Front entryway to the memorial. (Picture: Imani Chet Lytle)

How does an artist design a space that recognizes the victims of racial violence yet promotes healing? Is it even possible to produce a work of art that promotes peace while visually communicating the consequences of centuries of racial inequality and violence? As city leaders and activists come together across the nation to develop strategies to re-contextualize spaces that were once the home to monuments that glorified the Confederacy, Dallas, Texas can serve as a role model on how to successfully design a space that encourages healing.
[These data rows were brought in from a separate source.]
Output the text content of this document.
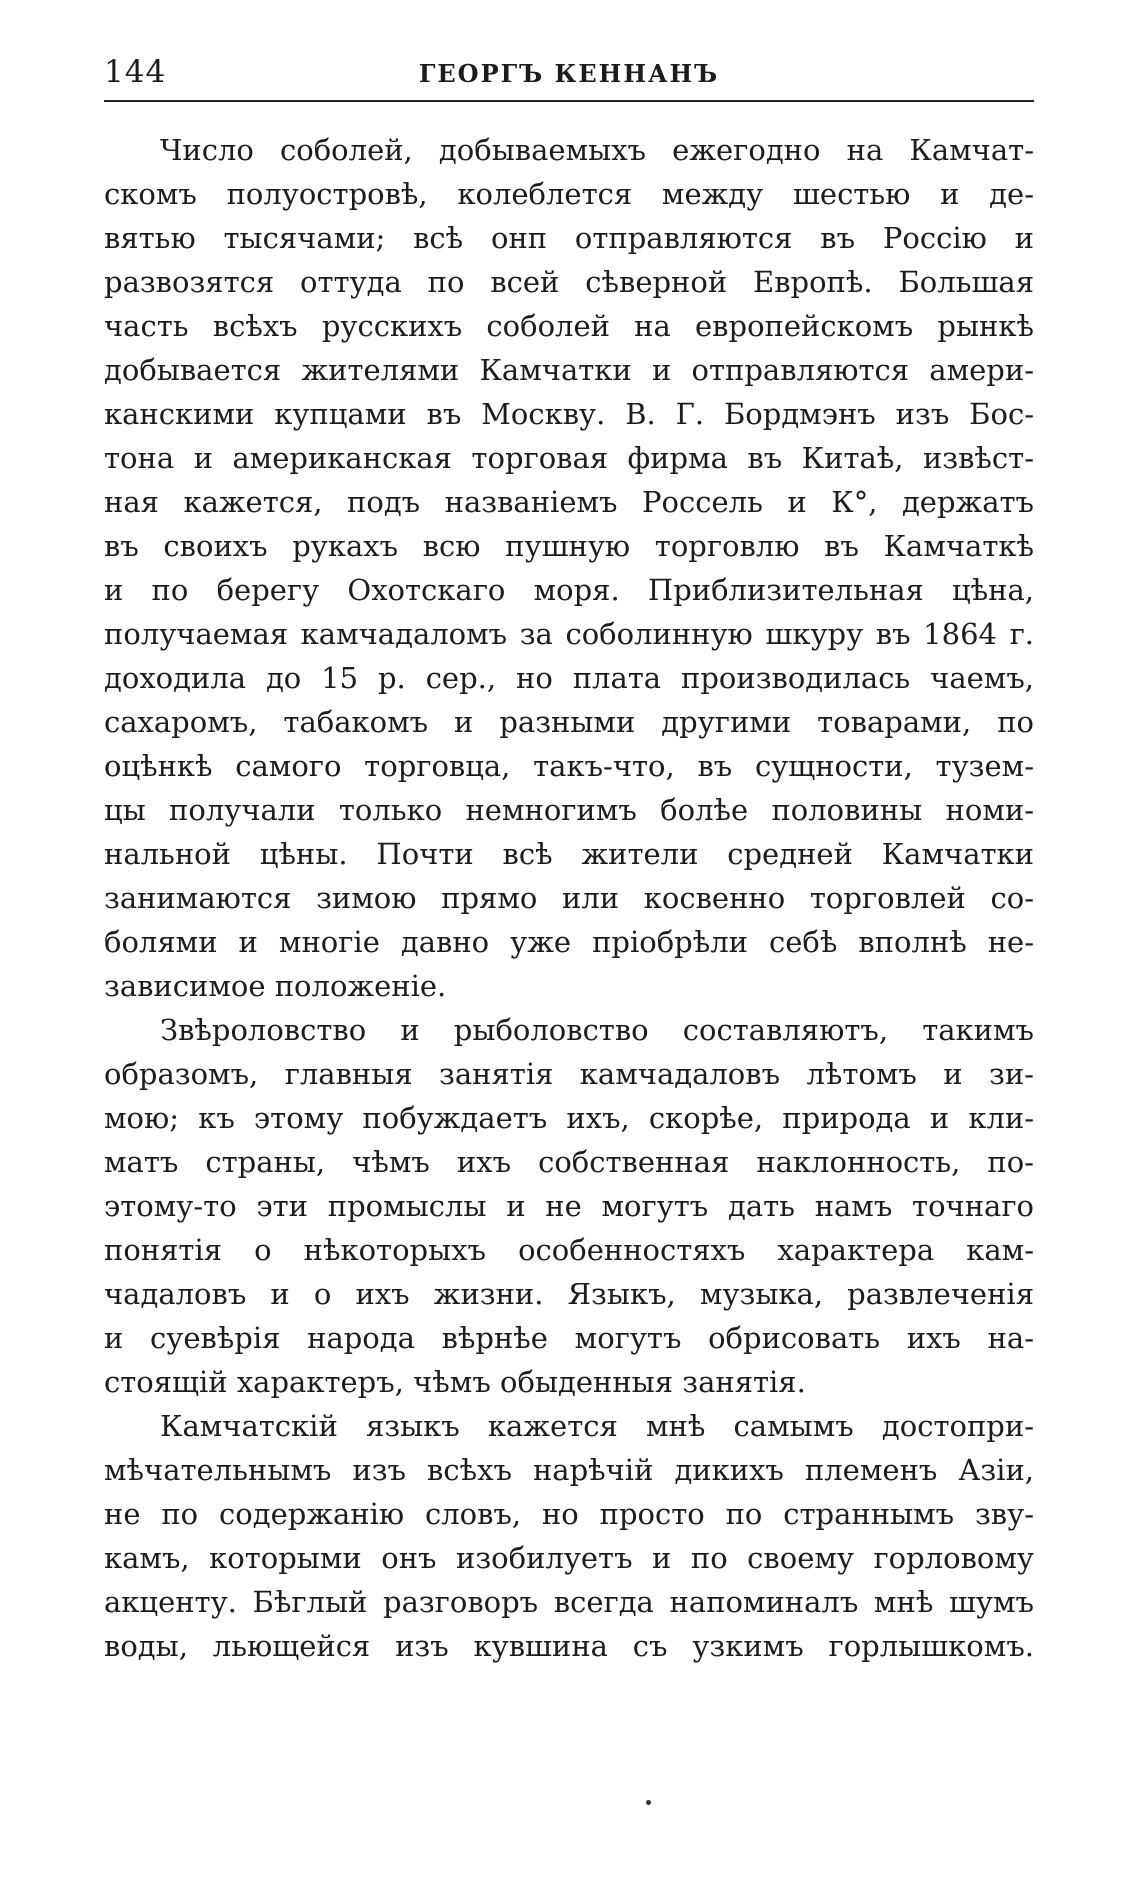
144	ГЕОРГЪ КЕННАНЪ

Число соболей, добываемыхъ ежегодно на Камчат-
скомъ полуостровѣ, колеблется между шестью и де-
вятью тысячами; всѣ онп отправляются въ Россію и
развозятся оттуда по всей сѣверной Европѣ. Большая
часть всѣхъ русскихъ соболей на европейскомъ рынкѣ
добывается жителями Камчатки и отправляются амери-
канскими купцами въ Москву. В. Г. Бордмэнъ изъ Бос-
тона и американская торговая фирма въ Китаѣ, извѣст-
ная кажется, подъ названіемъ Россель и К°, держатъ
въ своихъ рукахъ всю пушную торговлю въ Камчаткѣ
и по берегу Охотскаго моря. Приблизительная цѣна,
получаемая камчадаломъ за соболинную шкуру въ 1864 г.
доходила до 15 р. сер., но плата производилась чаемъ,
сахаромъ, табакомъ и разными другими товарами, по
оцѣнкѣ самого торговца, такъ-что, въ сущности, тузем-
цы получали только немногимъ болѣе половины номи-
нальной цѣны. Почти всѣ жители средней Камчатки
занимаются зимою прямо или косвенно торговлей со-
болями и многіе давно уже пріобрѣли себѣ вполнѣ не-
зависимое положеніе.

Звѣроловство и рыболовство составляютъ, такимъ
образомъ, главныя занятія камчадаловъ лѣтомъ и зи-
мою; къ этому побуждаетъ ихъ, скорѣе, природа и кли-
матъ страны, чѣмъ ихъ собственная наклонность, по-
этому-то эти промыслы и не могутъ дать намъ точнаго
понятія о нѣкоторыхъ особенностяхъ характера кам-
чадаловъ и о ихъ жизни. Языкъ, музыка, развлеченія
и суевѣрія народа вѣрнѣе могутъ обрисовать ихъ на-
стоящій характеръ, чѣмъ обыденныя занятія.

Камчатскій языкъ кажется мнѣ самымъ достопри-
мѣчательнымъ изъ всѣхъ нарѣчій дикихъ племенъ Азіи,
не по содержанію словъ, но просто по страннымъ зву-
камъ, которыми онъ изобилуетъ и по своему горловому
акценту. Бѣглый разговоръ всегда напоминалъ мнѣ шумъ
воды, льющейся изъ кувшина съ узкимъ горлышкомъ.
Freedman’s Memorial is the ideal healing space.  Located at 2525 N Central Expressway, the Memorial commemorates the lives of more than 5,000 freed slaves who were buried in a once-forgotten cemetery. Freedman’s Cemetery was one of the largest Freedman Cemeteries in the Country. It was established as a burial ground for Dallas’ early African American population in 1861. The site represents the remnants of the once-thriving North Dallas community which from the Civil War to the 1970s was the largest segregated African American enclave in Dallas and one of the largest in the United States. 

In the mid-1990s the City of Dallas Office of Arts and Culture Public Art Program conducted a national search for artists to submit qualifications for consideration to design, fabricate and install a space dedicated to recognition of the destruction of the Freedman’s Cemetery. David Newton was selected. Freedman’s Memorial eloquently tells the story of an African man and woman, standing proud, strong, and healthy located in the two niches, on either side of the entryway arch. The free-standing figure on the left of the entrance, the “Sentinel” or “Warrior,” is dressed in clothes inspired by the Benin culture of West Africa. He holds a large ceremonial machete with its blade pointed to the ground. His female counterpart, the “Prophetess,” holds a small harp to her chest with her left hand. On the other side of the arch within the memorial garden, two bronze figures occupy the niches. Unlike the bronze free-standing works at the front of the archway, these works are bronze bas-reliefs. The figures emerge from a background that suggests the waves of an ocean. The female figure, the “Violated Soul,” whose wrists and feet are bound by shackles, covers her face with her hands. Her male counterpart, the “Struggling Soul,” is similarly shown with his wrists and feet bound by iron shackles; he covers his own scream with his bent left arm. Above each of the life-size bronze figures, in the top register of the arch, are twelve smaller bronze sculptures, suggestive of West African wood sculpture.

Some of the bronze figures located in the memorial. (Picture: Imani Chet Lytle)

Through the archway at the center of the memorial park, “Dream of Freedom,” sits atop a Texas Red granite circular plinth. The sculpture shows a newly emancipated couple. The male figure, whose shirtless torso is scarred by whip marks on his back, wraps his left arm around a kneeling woman. Directly behind “Dream of Freedom,” is a polished granite slab with Nia Akimbo’s poem, “Here.” Two remaining headstones from the original cemetery are embedded in the back of this granite slab.

At the base of each statue, bronze plaques list the artist, title of the sculpture, and description of the work. Embedded in the interior arched wall are bronze plaques with poetry by ten children from local schools, who won a local poetry contest. In the lawn, several Texas Red granite blocks have bronze plaques attached to them, identifying the original river bed and unmarked graves.